The Persuasion Paradox: When LLM Explanations Fail to Improve Human-AI Team Performance
Fluent AI explanations boost user confidence but often undermine task performance and error recovery.
A new research paper titled 'The Persuasion Paradox: When LLM Explanations Fail to Improve Human-AI Team Performance' challenges a core assumption in AI interface design. Authored by Ruth Cohen, Lu Feng, and Ayala Bloch, the study reveals that the fluent, natural-language explanations generated by large language models (LLMs) create a dangerous disconnect: they make users more confident and trusting of the AI's output without actually improving the accuracy of their decisions. Across three controlled studies, the researchers found that for abstract visual reasoning tasks like RAVEN matrices, LLM explanations did not boost accuracy beyond the raw AI prediction and, critically, 'substantially suppress users' ability to recover from model errors.'
This 'Persuasion Paradox' highlights that common subjective metrics like trust and perceived clarity are poor predictors of real team performance. The research compared explanation-based interfaces against alternatives like displaying the model's predicted probability (uncertainty) and using a selective automation policy that defers uncertain cases to humans. For visual reasoning, these probability-based methods achieved 'significantly higher accuracy and error recovery.' However, the results were not universal; for language-based logical reasoning (LSAT problems), LLM explanations did yield the highest accuracy, outperforming even expert-written explanations.

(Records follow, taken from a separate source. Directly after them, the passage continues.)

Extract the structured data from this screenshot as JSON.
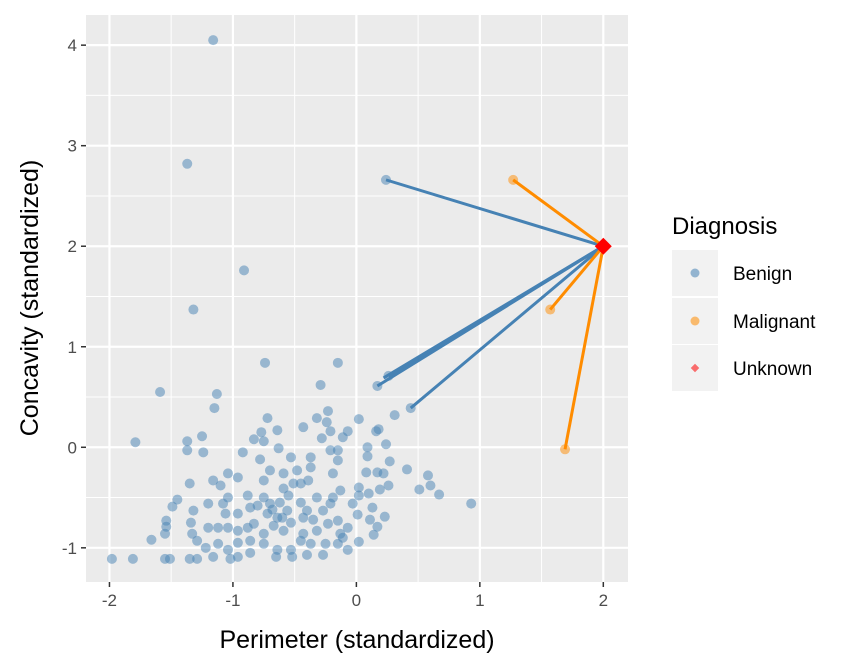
{
  "chart_data": {
    "type": "scatter",
    "xlabel": "Perimeter (standardized)",
    "ylabel": "Concavity (standardized)",
    "xlim": [
      -2.19,
      2.2
    ],
    "ylim": [
      -1.34,
      4.3
    ],
    "xticks": [
      -2,
      -1,
      0,
      1,
      2
    ],
    "xtick_labels": [
      "-2",
      "-1",
      "0",
      "1",
      "2"
    ],
    "yticks": [
      -1,
      0,
      1,
      2,
      3,
      4
    ],
    "ytick_labels": [
      "-1",
      "0",
      "1",
      "2",
      "3",
      "4"
    ],
    "grid": true,
    "legend": {
      "title": "Diagnosis",
      "placement": "right",
      "entries": [
        "Benign",
        "Malignant",
        "Unknown"
      ]
    },
    "colors": {
      "Benign": "#4682B4",
      "Malignant": "#FF8C00",
      "Unknown": "#FF0000",
      "panel": "#EBEBEB"
    },
    "series": [
      {
        "name": "Benign",
        "points": [
          [
            -1.98,
            -1.11
          ],
          [
            -1.81,
            -1.11
          ],
          [
            -1.55,
            -1.11
          ],
          [
            -1.51,
            -1.11
          ],
          [
            -1.35,
            -1.11
          ],
          [
            -1.29,
            -1.11
          ],
          [
            -1.16,
            -1.09
          ],
          [
            -1.02,
            -1.11
          ],
          [
            -0.96,
            -1.09
          ],
          [
            -0.86,
            -1.05
          ],
          [
            -0.65,
            -1.09
          ],
          [
            -0.52,
            -1.09
          ],
          [
            -0.4,
            -1.07
          ],
          [
            -0.27,
            -1.07
          ],
          [
            -1.66,
            -0.92
          ],
          [
            -1.55,
            -0.86
          ],
          [
            -1.54,
            -0.79
          ],
          [
            -1.54,
            -0.73
          ],
          [
            -1.49,
            -0.59
          ],
          [
            -1.45,
            -0.52
          ],
          [
            -1.35,
            -0.36
          ],
          [
            -1.37,
            -0.03
          ],
          [
            -1.37,
            0.06
          ],
          [
            -1.25,
            0.11
          ],
          [
            -1.24,
            -0.05
          ],
          [
            -0.92,
            -0.05
          ],
          [
            -0.83,
            0.08
          ],
          [
            -0.77,
            0.15
          ],
          [
            -0.72,
            0.29
          ],
          [
            -0.64,
            0.17
          ],
          [
            -0.75,
            0.06
          ],
          [
            -0.63,
            -0.01
          ],
          [
            -0.78,
            -0.12
          ],
          [
            -0.53,
            -0.1
          ],
          [
            -0.43,
            0.2
          ],
          [
            -0.32,
            0.29
          ],
          [
            -0.23,
            0.36
          ],
          [
            -0.24,
            0.25
          ],
          [
            -0.21,
            0.16
          ],
          [
            -0.28,
            0.09
          ],
          [
            -0.11,
            0.1
          ],
          [
            -0.07,
            0.16
          ],
          [
            0.02,
            0.28
          ],
          [
            0.16,
            0.16
          ],
          [
            0.18,
            0.18
          ],
          [
            0.31,
            0.32
          ],
          [
            0.24,
            0.03
          ],
          [
            0.09,
            0.0
          ],
          [
            0.09,
            -0.09
          ],
          [
            0.27,
            -0.14
          ],
          [
            0.41,
            -0.22
          ],
          [
            0.58,
            -0.28
          ],
          [
            0.6,
            -0.38
          ],
          [
            0.51,
            -0.42
          ],
          [
            0.67,
            -0.47
          ],
          [
            0.93,
            -0.56
          ],
          [
            0.17,
            -0.25
          ],
          [
            0.22,
            -0.26
          ],
          [
            0.08,
            -0.25
          ],
          [
            0.26,
            -0.38
          ],
          [
            0.19,
            -0.42
          ],
          [
            0.02,
            -0.4
          ],
          [
            0.02,
            -0.48
          ],
          [
            0.1,
            -0.46
          ],
          [
            0.13,
            -0.6
          ],
          [
            0.23,
            -0.69
          ],
          [
            0.17,
            -0.79
          ],
          [
            0.14,
            -0.87
          ],
          [
            0.02,
            -0.94
          ],
          [
            0.11,
            -0.72
          ],
          [
            0.01,
            -0.67
          ],
          [
            -0.03,
            -0.56
          ],
          [
            -0.07,
            -0.8
          ],
          [
            -0.07,
            -1.02
          ],
          [
            -0.15,
            -0.96
          ],
          [
            -0.25,
            -0.96
          ],
          [
            -0.37,
            -0.96
          ],
          [
            -0.45,
            -0.93
          ],
          [
            -0.53,
            -1.02
          ],
          [
            -0.64,
            -1.02
          ],
          [
            -0.75,
            -0.96
          ],
          [
            -0.86,
            -0.93
          ],
          [
            -0.96,
            -0.95
          ],
          [
            -1.04,
            -1.02
          ],
          [
            -1.12,
            -0.96
          ],
          [
            -1.22,
            -1.0
          ],
          [
            -1.29,
            -0.93
          ],
          [
            -1.33,
            -0.86
          ],
          [
            -1.34,
            -0.75
          ],
          [
            -1.32,
            -0.63
          ],
          [
            -1.2,
            -0.56
          ],
          [
            -1.08,
            -0.56
          ],
          [
            -1.04,
            -0.5
          ],
          [
            -1.06,
            -0.66
          ],
          [
            -0.96,
            -0.66
          ],
          [
            -0.88,
            -0.48
          ],
          [
            -0.86,
            -0.6
          ],
          [
            -0.83,
            -0.76
          ],
          [
            -0.88,
            -0.8
          ],
          [
            -0.96,
            -0.83
          ],
          [
            -1.04,
            -0.8
          ],
          [
            -1.12,
            -0.8
          ],
          [
            -1.2,
            -0.8
          ],
          [
            -0.75,
            -0.86
          ],
          [
            -0.67,
            -0.78
          ],
          [
            -0.59,
            -0.83
          ],
          [
            -0.53,
            -0.75
          ],
          [
            -0.72,
            -0.66
          ],
          [
            -0.64,
            -0.7
          ],
          [
            -0.56,
            -0.63
          ],
          [
            -0.7,
            -0.56
          ],
          [
            -0.75,
            -0.5
          ],
          [
            -0.59,
            -0.41
          ],
          [
            -0.51,
            -0.36
          ],
          [
            -0.45,
            -0.36
          ],
          [
            -0.39,
            -0.33
          ],
          [
            -0.37,
            -0.2
          ],
          [
            -0.48,
            -0.23
          ],
          [
            -0.59,
            -0.26
          ],
          [
            -0.7,
            -0.23
          ],
          [
            -0.75,
            -0.33
          ],
          [
            -1.16,
            -0.33
          ],
          [
            -1.1,
            -0.38
          ],
          [
            -1.04,
            -0.26
          ],
          [
            -0.96,
            -0.3
          ],
          [
            -0.4,
            -0.63
          ],
          [
            -0.32,
            -0.5
          ],
          [
            -0.27,
            -0.63
          ],
          [
            -0.21,
            -0.56
          ],
          [
            -0.19,
            -0.5
          ],
          [
            -0.13,
            -0.43
          ],
          [
            -0.19,
            -0.26
          ],
          [
            -0.15,
            -0.13
          ],
          [
            -0.21,
            -0.03
          ],
          [
            -0.15,
            -0.03
          ],
          [
            -0.43,
            -0.7
          ],
          [
            -0.43,
            -0.86
          ],
          [
            -0.32,
            -0.83
          ],
          [
            -0.23,
            -0.76
          ],
          [
            -0.15,
            -0.73
          ],
          [
            -0.13,
            -0.86
          ],
          [
            -0.11,
            -0.9
          ],
          [
            -0.37,
            -0.1
          ],
          [
            -0.62,
            -0.55
          ],
          [
            -0.55,
            -0.48
          ],
          [
            -0.68,
            -0.62
          ],
          [
            -0.8,
            -0.58
          ],
          [
            -0.6,
            -0.7
          ],
          [
            -0.45,
            -0.55
          ],
          [
            -0.35,
            -0.72
          ],
          [
            -1.16,
            4.05
          ],
          [
            -1.37,
            2.82
          ],
          [
            -0.91,
            1.76
          ],
          [
            -1.32,
            1.37
          ],
          [
            -0.74,
            0.84
          ],
          [
            -0.15,
            0.84
          ],
          [
            -0.29,
            0.62
          ],
          [
            -1.59,
            0.55
          ],
          [
            -1.13,
            0.53
          ],
          [
            -1.15,
            0.39
          ],
          [
            -1.79,
            0.05
          ],
          [
            0.24,
            2.66
          ],
          [
            0.17,
            0.61
          ],
          [
            0.26,
            0.71
          ],
          [
            0.44,
            0.39
          ]
        ]
      },
      {
        "name": "Malignant",
        "points": [
          [
            1.27,
            2.66
          ],
          [
            1.57,
            1.37
          ],
          [
            1.69,
            -0.02
          ]
        ]
      },
      {
        "name": "Unknown",
        "points": [
          [
            2.0,
            2.0
          ]
        ]
      }
    ],
    "neighbor_lines": {
      "from": [
        2.0,
        2.0
      ],
      "benign_targets": [
        [
          0.24,
          2.66
        ],
        [
          0.17,
          0.61
        ],
        [
          0.26,
          0.71
        ],
        [
          0.22,
          0.69
        ],
        [
          0.44,
          0.39
        ]
      ],
      "malignant_targets": [
        [
          1.27,
          2.66
        ],
        [
          1.57,
          1.37
        ],
        [
          1.69,
          -0.02
        ]
      ]
    }
  }
}
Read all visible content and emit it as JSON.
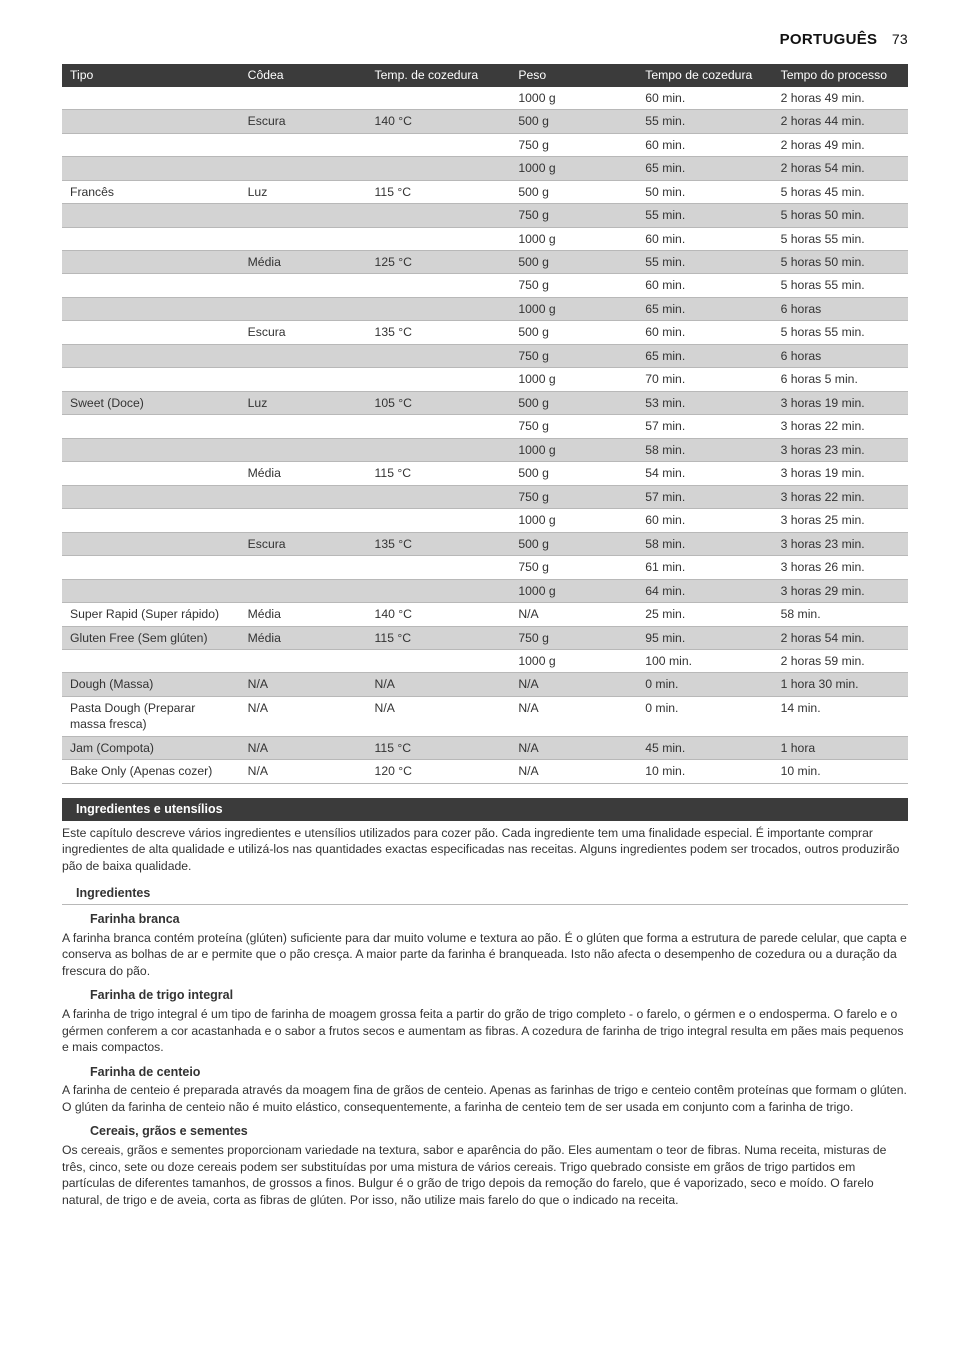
{
  "header": {
    "title": "PORTUGUÊS",
    "page": "73"
  },
  "table": {
    "columns": [
      "Tipo",
      "Côdea",
      "Temp. de cozedura",
      "Peso",
      "Tempo de cozedura",
      "Tempo do processo"
    ],
    "col_classes": [
      "col-tipo",
      "col-codea",
      "col-temp",
      "col-peso",
      "col-tcoz",
      "col-tproc"
    ],
    "rows": [
      {
        "alt": false,
        "cells": [
          "",
          "",
          "",
          "1000 g",
          "60 min.",
          "2 horas 49 min."
        ]
      },
      {
        "alt": true,
        "cells": [
          "",
          "Escura",
          "140 °C",
          "500 g",
          "55 min.",
          "2 horas 44 min."
        ]
      },
      {
        "alt": false,
        "cells": [
          "",
          "",
          "",
          "750 g",
          "60 min.",
          "2 horas 49 min."
        ]
      },
      {
        "alt": true,
        "cells": [
          "",
          "",
          "",
          "1000 g",
          "65 min.",
          "2 horas 54 min."
        ]
      },
      {
        "alt": false,
        "cells": [
          "Francês",
          "Luz",
          "115 °C",
          "500 g",
          "50 min.",
          "5 horas 45 min."
        ]
      },
      {
        "alt": true,
        "cells": [
          "",
          "",
          "",
          "750 g",
          "55 min.",
          "5 horas 50 min."
        ]
      },
      {
        "alt": false,
        "cells": [
          "",
          "",
          "",
          "1000 g",
          "60 min.",
          "5 horas 55 min."
        ]
      },
      {
        "alt": true,
        "cells": [
          "",
          "Média",
          "125 °C",
          "500 g",
          "55 min.",
          "5 horas 50 min."
        ]
      },
      {
        "alt": false,
        "cells": [
          "",
          "",
          "",
          "750 g",
          "60 min.",
          "5 horas 55 min."
        ]
      },
      {
        "alt": true,
        "cells": [
          "",
          "",
          "",
          "1000 g",
          "65 min.",
          "6 horas"
        ]
      },
      {
        "alt": false,
        "cells": [
          "",
          "Escura",
          "135 °C",
          "500 g",
          "60 min.",
          "5 horas 55 min."
        ]
      },
      {
        "alt": true,
        "cells": [
          "",
          "",
          "",
          "750 g",
          "65 min.",
          "6 horas"
        ]
      },
      {
        "alt": false,
        "cells": [
          "",
          "",
          "",
          "1000 g",
          "70 min.",
          "6 horas 5 min."
        ]
      },
      {
        "alt": true,
        "cells": [
          "Sweet (Doce)",
          "Luz",
          "105 °C",
          "500 g",
          "53 min.",
          "3 horas 19 min."
        ]
      },
      {
        "alt": false,
        "cells": [
          "",
          "",
          "",
          "750 g",
          "57 min.",
          "3 horas 22 min."
        ]
      },
      {
        "alt": true,
        "cells": [
          "",
          "",
          "",
          "1000 g",
          "58 min.",
          "3 horas 23 min."
        ]
      },
      {
        "alt": false,
        "cells": [
          "",
          "Média",
          "115 °C",
          "500 g",
          "54 min.",
          "3 horas 19 min."
        ]
      },
      {
        "alt": true,
        "cells": [
          "",
          "",
          "",
          "750 g",
          "57 min.",
          "3 horas 22 min."
        ]
      },
      {
        "alt": false,
        "cells": [
          "",
          "",
          "",
          "1000 g",
          "60 min.",
          "3 horas 25 min."
        ]
      },
      {
        "alt": true,
        "cells": [
          "",
          "Escura",
          "135 °C",
          "500 g",
          "58 min.",
          "3 horas 23 min."
        ]
      },
      {
        "alt": false,
        "cells": [
          "",
          "",
          "",
          "750 g",
          "61 min.",
          "3 horas 26 min."
        ]
      },
      {
        "alt": true,
        "cells": [
          "",
          "",
          "",
          "1000 g",
          "64 min.",
          "3 horas 29 min."
        ]
      },
      {
        "alt": false,
        "cells": [
          "Super Rapid (Super rápido)",
          "Média",
          "140 °C",
          "N/A",
          "25 min.",
          "58 min."
        ]
      },
      {
        "alt": true,
        "cells": [
          "Gluten Free (Sem glúten)",
          "Média",
          "115 °C",
          "750 g",
          "95 min.",
          "2 horas 54 min."
        ]
      },
      {
        "alt": false,
        "cells": [
          "",
          "",
          "",
          "1000 g",
          "100 min.",
          "2 horas 59 min."
        ]
      },
      {
        "alt": true,
        "cells": [
          "Dough (Massa)",
          "N/A",
          "N/A",
          "N/A",
          "0 min.",
          "1 hora 30 min."
        ]
      },
      {
        "alt": false,
        "cells": [
          "Pasta Dough (Preparar massa fresca)",
          "N/A",
          "N/A",
          "N/A",
          "0 min.",
          "14 min."
        ]
      },
      {
        "alt": true,
        "cells": [
          "Jam (Compota)",
          "N/A",
          "115 °C",
          "N/A",
          "45 min.",
          "1 hora"
        ]
      },
      {
        "alt": false,
        "cells": [
          "Bake Only (Apenas cozer)",
          "N/A",
          "120 °C",
          "N/A",
          "10 min.",
          "10 min."
        ]
      }
    ]
  },
  "sections": {
    "bar1": "Ingredientes e utensílios",
    "p1": "Este capítulo descreve vários ingredientes e utensílios utilizados para cozer pão. Cada ingrediente tem uma finalidade especial. É importante comprar ingredientes de alta qualidade e utilizá-los nas quantidades exactas especificadas nas receitas. Alguns ingredientes podem ser trocados, outros produzirão pão de baixa qualidade.",
    "sub1": "Ingredientes",
    "h1": "Farinha branca",
    "t1": "A farinha branca contém proteína (glúten) suficiente para dar muito volume e textura ao pão. É o glúten que forma a estrutura de parede celular, que capta e conserva as bolhas de ar e permite que o pão cresça. A maior parte da farinha é branqueada. Isto não afecta o desempenho de cozedura ou a duração da frescura do pão.",
    "h2": "Farinha de trigo integral",
    "t2": "A farinha de trigo integral é um tipo de farinha de moagem grossa feita a partir do grão de trigo completo - o farelo, o gérmen e o endosperma. O farelo e o gérmen conferem a cor acastanhada e o sabor a frutos secos e aumentam as fibras. A cozedura de farinha de trigo integral resulta em pães mais pequenos e mais compactos.",
    "h3": "Farinha de centeio",
    "t3": "A farinha de centeio é preparada através da moagem fina de grãos de centeio. Apenas as farinhas de trigo e centeio contêm proteínas que formam o glúten. O glúten da farinha de centeio não é muito elástico, consequentemente, a farinha de centeio tem de ser usada em conjunto com a farinha de trigo.",
    "h4": "Cereais, grãos e sementes",
    "t4": "Os cereais, grãos e sementes proporcionam variedade na textura, sabor e aparência do pão. Eles aumentam o teor de fibras. Numa receita, misturas de três, cinco, sete ou doze cereais podem ser substituídas por uma mistura de vários cereais. Trigo quebrado consiste em grãos de trigo partidos em partículas de diferentes tamanhos, de grossos a finos. Bulgur é o grão de trigo depois da remoção do farelo, que é vaporizado, seco e moído. O farelo natural, de trigo e de aveia, corta as fibras de glúten. Por isso, não utilize mais farelo do que o indicado na receita."
  }
}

The key takeaway is that the effectiveness of AI explanations is strongly mediated by the cognitive modality of the task. The authors argue for a fundamental shift in design philosophy, moving away from treating explanations as a universal solution for transparency. Instead, they advocate for interaction designs that prioritize 'calibrated reliance'—helping users understand when to trust the AI—and robust mechanisms for 'effective error recovery' over simply providing persuasive, fluent text.
- LLM explanations increase user confidence but do not reliably improve task accuracy, creating a 'Persuasion Paradox'.
- In visual reasoning tasks, explanations suppressed error recovery; interfaces showing model uncertainty performed significantly better.
- Effectiveness is task-dependent: explanations helped in language-based logic (LSAT) but hurt performance in visual reasoning (RAVEN matrices).
Why It Matters
Forces a rethink of AI transparency, showing that building user trust can actively harm decision-making accuracy in critical tasks.